James Beard winner Gabe Rucker was in chatting with his staff tonight and not working the kitchen. I always think of Darius when I hear the Rucker name. You know how often a person is shorter in real life than he appears in pictures? This wasn't the case with Rucker being immensely taller than I perceived. The chef with his back pictured prepared my entrée this evening.
The mashed potatoes with Gruyere and red onions broiled to a golden yellow were world class, simply one of the best I've had anywhere. Well seasoned, flavorful, cheesy, creamy yet still retaining grainy sized bits of potato to give it a pleasing textural mouthfeel.
The carrots were cooked to medium with a range of soft to medium to crunchy bites. It was drizzled with a dark sauce with hints of soy sauce and balsamic with an assumed olive oil base.
Service was knowledgeable, approachable, a combination of cool and warm, and casual yet observant. I dropped my napkin on the floor and a waiter who wasn't mind came over and gave me a fresh one.

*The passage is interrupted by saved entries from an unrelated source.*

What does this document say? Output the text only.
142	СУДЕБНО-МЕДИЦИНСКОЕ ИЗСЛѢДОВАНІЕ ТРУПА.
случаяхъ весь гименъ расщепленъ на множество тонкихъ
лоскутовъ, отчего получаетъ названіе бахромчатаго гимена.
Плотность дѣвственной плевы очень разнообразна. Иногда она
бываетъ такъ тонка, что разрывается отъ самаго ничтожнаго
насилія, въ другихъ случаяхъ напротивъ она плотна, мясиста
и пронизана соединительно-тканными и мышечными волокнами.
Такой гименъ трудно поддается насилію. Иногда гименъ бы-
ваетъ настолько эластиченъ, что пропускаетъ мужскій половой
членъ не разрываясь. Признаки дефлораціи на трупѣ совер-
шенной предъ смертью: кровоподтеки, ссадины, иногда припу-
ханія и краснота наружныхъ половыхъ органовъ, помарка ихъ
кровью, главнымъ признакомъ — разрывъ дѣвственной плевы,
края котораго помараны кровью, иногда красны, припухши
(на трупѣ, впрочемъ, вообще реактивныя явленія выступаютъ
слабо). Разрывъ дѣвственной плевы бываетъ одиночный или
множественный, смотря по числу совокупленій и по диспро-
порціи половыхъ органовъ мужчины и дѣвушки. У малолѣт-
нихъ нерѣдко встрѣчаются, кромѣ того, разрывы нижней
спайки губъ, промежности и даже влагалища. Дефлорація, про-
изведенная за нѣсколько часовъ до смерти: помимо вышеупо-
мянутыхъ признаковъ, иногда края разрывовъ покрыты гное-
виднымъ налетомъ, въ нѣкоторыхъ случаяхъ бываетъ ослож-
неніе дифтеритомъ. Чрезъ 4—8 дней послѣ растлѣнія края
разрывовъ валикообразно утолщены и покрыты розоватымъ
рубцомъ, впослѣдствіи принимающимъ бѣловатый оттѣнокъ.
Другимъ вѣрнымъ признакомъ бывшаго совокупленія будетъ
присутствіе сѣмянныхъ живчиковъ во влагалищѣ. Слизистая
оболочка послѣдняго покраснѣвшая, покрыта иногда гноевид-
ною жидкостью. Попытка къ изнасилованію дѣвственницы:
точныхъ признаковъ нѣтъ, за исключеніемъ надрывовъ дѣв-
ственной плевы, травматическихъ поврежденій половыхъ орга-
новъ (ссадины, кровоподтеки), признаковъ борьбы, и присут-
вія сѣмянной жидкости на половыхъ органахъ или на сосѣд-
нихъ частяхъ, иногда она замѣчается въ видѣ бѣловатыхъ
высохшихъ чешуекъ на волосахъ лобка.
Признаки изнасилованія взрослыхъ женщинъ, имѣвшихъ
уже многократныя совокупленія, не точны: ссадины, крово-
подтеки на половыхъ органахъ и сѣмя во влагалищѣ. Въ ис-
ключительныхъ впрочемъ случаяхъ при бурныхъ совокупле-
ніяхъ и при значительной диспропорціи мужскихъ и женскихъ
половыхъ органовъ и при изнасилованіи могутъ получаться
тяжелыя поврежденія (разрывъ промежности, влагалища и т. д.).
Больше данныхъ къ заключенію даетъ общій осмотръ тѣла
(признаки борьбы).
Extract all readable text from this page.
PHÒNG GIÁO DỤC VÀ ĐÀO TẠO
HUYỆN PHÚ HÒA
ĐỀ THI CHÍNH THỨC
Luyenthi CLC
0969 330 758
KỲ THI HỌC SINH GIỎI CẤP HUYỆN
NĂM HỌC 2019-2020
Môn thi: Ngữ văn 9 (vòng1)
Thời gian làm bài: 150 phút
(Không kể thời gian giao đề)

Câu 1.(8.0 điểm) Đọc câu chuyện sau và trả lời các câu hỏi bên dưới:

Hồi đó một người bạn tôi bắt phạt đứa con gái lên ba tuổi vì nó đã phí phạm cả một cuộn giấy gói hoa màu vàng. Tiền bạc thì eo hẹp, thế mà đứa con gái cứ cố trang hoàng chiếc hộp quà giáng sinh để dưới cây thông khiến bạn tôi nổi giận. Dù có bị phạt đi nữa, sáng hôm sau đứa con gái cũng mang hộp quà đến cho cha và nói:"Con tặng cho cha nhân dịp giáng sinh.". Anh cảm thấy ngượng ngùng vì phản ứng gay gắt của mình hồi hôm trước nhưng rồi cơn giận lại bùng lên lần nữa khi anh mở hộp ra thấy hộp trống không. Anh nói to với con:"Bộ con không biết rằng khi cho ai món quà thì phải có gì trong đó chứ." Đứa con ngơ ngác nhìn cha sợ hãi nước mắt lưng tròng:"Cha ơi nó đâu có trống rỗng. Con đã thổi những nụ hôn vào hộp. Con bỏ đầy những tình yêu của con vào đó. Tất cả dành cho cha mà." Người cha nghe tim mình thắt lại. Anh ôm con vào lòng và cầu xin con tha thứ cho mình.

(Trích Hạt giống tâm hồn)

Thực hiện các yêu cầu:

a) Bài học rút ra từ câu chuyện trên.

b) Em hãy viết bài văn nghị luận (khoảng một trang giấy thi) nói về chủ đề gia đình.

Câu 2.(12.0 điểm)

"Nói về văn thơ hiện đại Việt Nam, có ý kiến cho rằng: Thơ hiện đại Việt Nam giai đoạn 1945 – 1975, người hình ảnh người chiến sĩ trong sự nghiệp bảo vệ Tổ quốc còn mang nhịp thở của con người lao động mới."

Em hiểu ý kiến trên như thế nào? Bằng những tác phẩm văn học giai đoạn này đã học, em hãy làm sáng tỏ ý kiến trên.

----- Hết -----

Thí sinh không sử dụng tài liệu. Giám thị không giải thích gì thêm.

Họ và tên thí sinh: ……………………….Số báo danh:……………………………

The dry soda at $4 was a markup special.
Bottom Line: The bourguignon wasn't exactly what I thought it would be but it met expectation in terms of quality, taste, and output of a bourguignon. I had no expectation of the dish arriving with the mashed potatoes but the potatoes far exceeded expectations. The bourguignon was excellent and the potatoes OMG.
Restroom Rating: 7.9 clean but dimly lit. Bright lights would reveal the care.